How Do You Know It Works?
"I tell mental health folks that if you ask any firefighter if they're okay, they're going to say, 'I'm okay.'" So Smith has trained his firefighters to ask themselves, "How do I know I'm okay?"
Smith recalled an incident where an engine company and a medical unit responded to a call from a restaurant about an injured person. When the firefighters arrived and were directed to the kitchen area, a woman from the kitchen handed them a dead baby. "The number one stressor I heard from those folks who went on that call was, 'We didn't know what we were walking in on.'"
When Smith later on talked to one of the men who had been on that run but said he was okay, Smith asked him how he knew for sure. "He repeated back to me what he heard in training: 'I'm sleeping okay, I'm not irritable, I don't keep thinking about it.' That was very rewarding and we've had that happen a number of times."
Coping Skills: Out With the Bad, In With the Good
"One of the things we don't want to mess around with is firefighters' ability to cope while operating at the incident," Smith says.

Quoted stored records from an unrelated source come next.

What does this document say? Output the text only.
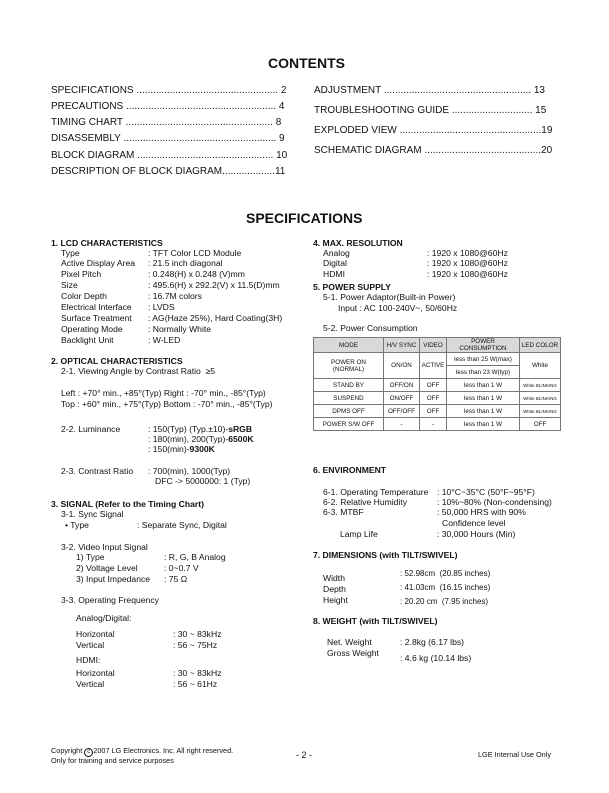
CONTENTS
SPECIFICATIONS ................................................... 2
PRECAUTIONS ...................................................... 4
TIMING CHART ..................................................... 8
DISASSEMBLY ....................................................... 9
BLOCK DIAGRAM ................................................. 10
DESCRIPTION OF BLOCK DIAGRAM...................11
ADJUSTMENT ..................................................... 13
TROUBLESHOOTING GUIDE ............................. 15
EXPLODED VIEW ...................................................19
SCHEMATIC DIAGRAM ..........................................20
SPECIFICATIONS
1. LCD CHARACTERISTICS
Type	: TFT Color LCD Module
Active Display Area : 21.5 inch diagonal
Pixel Pitch	: 0.248(H) x 0.248 (V)mm
Size	: 495.6(H) x 292.2(V) x 11.5(D)mm
Color Depth	: 16.7M colors
Electrical Interface : LVDS
Surface Treatment : AG(Haze 25%), Hard Coating(3H)
Operating Mode	: Normally White
Backlight Unit	: W-LED
2. OPTICAL CHARACTERISTICS
2-1. Viewing Angle by Contrast Ratio ≥5
Left : +70° min., +85°(Typ) Right : -70° min., -85°(Typ)
Top : +60° min., +75°(Typ) Bottom : -70° min., -85°(Typ)
2-2. Luminance	: 150(Typ) (Typ.±10)-sRGB
: 180(min), 200(Typ)-6500K
: 150(min)-9300K
2-3. Contrast Ratio : 700(min), 1000(Typ)
DFC -> 5000000: 1 (Typ)
3. SIGNAL (Refer to the Timing Chart)
3-1. Sync Signal
• Type	: Separate Sync, Digital
3-2. Video Input Signal
1) Type	: R, G, B Analog
2) Voltage Level	: 0~0.7 V
3) Input Impedance : 75 Ω
3-3. Operating Frequency
Analog/Digital:
Horizontal	: 30 ~ 83kHz
Vertical	: 56 ~ 75Hz
HDMI:
Horizontal	: 30 ~ 83kHz
Vertical	: 56 ~ 61Hz
4. MAX. RESOLUTION
Analog	: 1920 x 1080@60Hz
Digital	: 1920 x 1080@60Hz
HDMI	: 1920 x 1080@60Hz
5. POWER SUPPLY
5-1. Power Adaptor(Built-in Power)
Input : AC 100-240V~, 50/60Hz
5-2. Power Consumption
MODE	H/V SYNC	VIDEO	POWER CONSUMPTION	LED COLOR
POWER ON (NORMAL)	ON/ON	ACTIVE	less than 25 W(max)	White
			less than 23 W(typ)	
STAND BY	OFF/ON	OFF	less than 1 W	White BLINKING
SUSPEND	ON/OFF	OFF	less than 1 W	White BLINKING
DPMS OFF	OFF/OFF	OFF	less than 1 W	White BLINKING
POWER S/W OFF	-	-	less than 1 W	OFF
6. ENVIRONMENT
6-1. Operating Temperature : 10°C~35°C (50°F~95°F)
6-2. Relative Humidity	: 10%~80% (Non-condensing)
6-3. MTBF	: 50,000 HRS with 90%
Confidence level
Lamp Life	: 30,000 Hours (Min)
7. DIMENSIONS (with TILT/SWIVEL)
Width	: 52.98cm (20.85 inches)
Depth	: 41.03cm (16.15 inches)
Height	: 20.20 cm (7.95 inches)
8. WEIGHT (with TILT/SWIVEL)
Net. Weight	: 2.8kg (6.17 lbs)
Gross Weight : 4.6 kg (10.14 lbs)
Copyright c 2007 LG Electronics. Inc. All right reserved.
Only for training and service purposes
- 2 -	LGE Internal Use Only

He tells new recruits "I want my generals to be pushy; I want my waiters to be compulsive; and I want my firefighters to be people who can shove that [emotional] stuff aside - for a little while."
When Smith became a firefighter in 1978, he observed dysfunctional coping mechanisms that firefighters routinely absorbed on the job such as drinking, drugs, and inappropriate displays of anger. His research showed that "firefighters feel that emotional expressions are a sign of weakness," and are conditioned to "sit on it," he says. They typically rely on support from their peers when they have emotional problems rather than seeking professional counseling.

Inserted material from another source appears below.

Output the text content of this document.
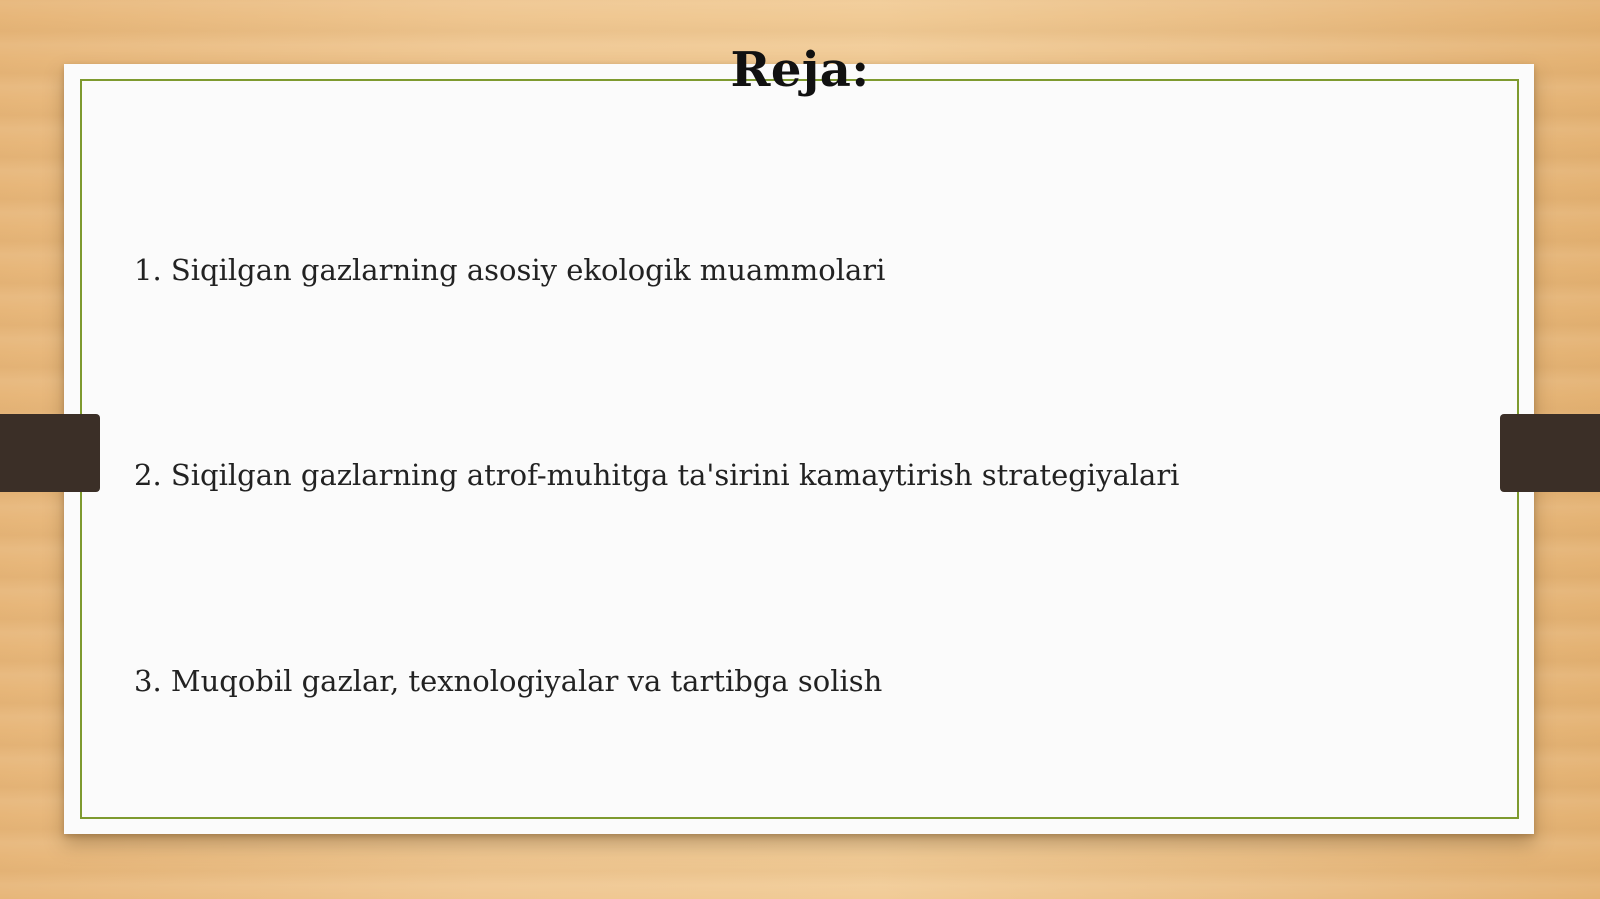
Reja:

1. Siqilgan gazlarning asosiy ekologik muammolari

2. Siqilgan gazlarning atrof-muhitga ta'sirini kamaytirish strategiyalari

3. Muqobil gazlar, texnologiyalar va tartibga solish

Each one of the new recruits at the Washington Township Fire Department has a mentor who is both a peer firefighter and a member of the SMU. The mentor drills the recruits in good coping mechanisms that counter the negative organizational socialization that used to occur.
In addition, certain types of runs - for example, pediatric cardiac arrests - automatically trigger an intervention from someone in the SMU. "We emphasize that coping skills are like tools in a toolbox. It's not a question of whether one is good or bad, but which one to deploy." Some positive coping mechanisms the SMU recommends include:
Getting Exercise
Taking advantage of the built-in support system of the fire station and the fire service
Nurturing a support system at work and at home
Knowing how and when to ask for help
Opening Minds
Firefighters are an eclectic group of people, experts not only in putting out fires but in handling hazardous materials. Their ranks include not only emergency medical technicians and clergy but also attorneys, architects, and others with college degrees.

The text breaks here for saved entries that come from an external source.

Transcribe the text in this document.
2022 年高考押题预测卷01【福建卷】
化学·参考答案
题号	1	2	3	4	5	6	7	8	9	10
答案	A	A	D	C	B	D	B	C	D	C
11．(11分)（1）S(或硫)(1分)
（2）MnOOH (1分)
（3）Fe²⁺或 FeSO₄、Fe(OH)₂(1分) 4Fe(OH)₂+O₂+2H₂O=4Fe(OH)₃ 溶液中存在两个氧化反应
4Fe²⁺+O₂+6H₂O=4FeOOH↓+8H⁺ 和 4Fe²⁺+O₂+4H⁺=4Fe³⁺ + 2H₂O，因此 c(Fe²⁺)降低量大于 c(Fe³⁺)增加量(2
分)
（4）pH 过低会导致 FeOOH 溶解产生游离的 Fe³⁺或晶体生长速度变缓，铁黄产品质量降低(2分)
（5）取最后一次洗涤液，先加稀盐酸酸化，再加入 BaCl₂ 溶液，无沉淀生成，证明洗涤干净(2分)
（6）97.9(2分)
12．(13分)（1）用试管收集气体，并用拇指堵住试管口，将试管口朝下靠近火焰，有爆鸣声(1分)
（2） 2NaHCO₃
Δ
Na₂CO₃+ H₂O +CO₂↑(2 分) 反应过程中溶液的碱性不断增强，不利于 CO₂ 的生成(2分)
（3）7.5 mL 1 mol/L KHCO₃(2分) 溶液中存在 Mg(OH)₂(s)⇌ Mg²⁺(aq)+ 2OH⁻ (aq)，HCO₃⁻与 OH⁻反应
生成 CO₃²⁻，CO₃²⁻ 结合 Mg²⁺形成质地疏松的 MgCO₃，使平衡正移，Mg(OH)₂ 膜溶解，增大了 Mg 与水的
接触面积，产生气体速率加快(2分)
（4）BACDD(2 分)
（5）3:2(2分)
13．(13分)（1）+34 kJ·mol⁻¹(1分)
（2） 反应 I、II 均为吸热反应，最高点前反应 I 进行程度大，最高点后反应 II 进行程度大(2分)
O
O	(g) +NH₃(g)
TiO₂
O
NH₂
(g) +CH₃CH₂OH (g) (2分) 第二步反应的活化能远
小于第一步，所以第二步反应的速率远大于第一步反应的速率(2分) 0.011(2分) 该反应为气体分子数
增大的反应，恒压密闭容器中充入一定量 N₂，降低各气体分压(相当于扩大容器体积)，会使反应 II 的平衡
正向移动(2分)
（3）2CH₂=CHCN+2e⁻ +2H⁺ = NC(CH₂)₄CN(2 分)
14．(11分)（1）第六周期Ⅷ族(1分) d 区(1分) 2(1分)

Because the face of the fire services is changing, Smith says, firefighters are more open than ever before to learning about stress as well as how they can manage it better. The image some people have of the typical fire station is a group of burly, mustachioed men playing cards, being interrupted only occasionally to put out a fire or rescue a cat from a tree.
That stereotype is no more true before September 11 than after, but since 9/11 most Americans have a heightened respect for the jobs firefighters do. Certainly, that's been gratifying, but what makes Smith happy is that firefighters now "are not just thinking about their critical incidents, they're thinking about their global stress."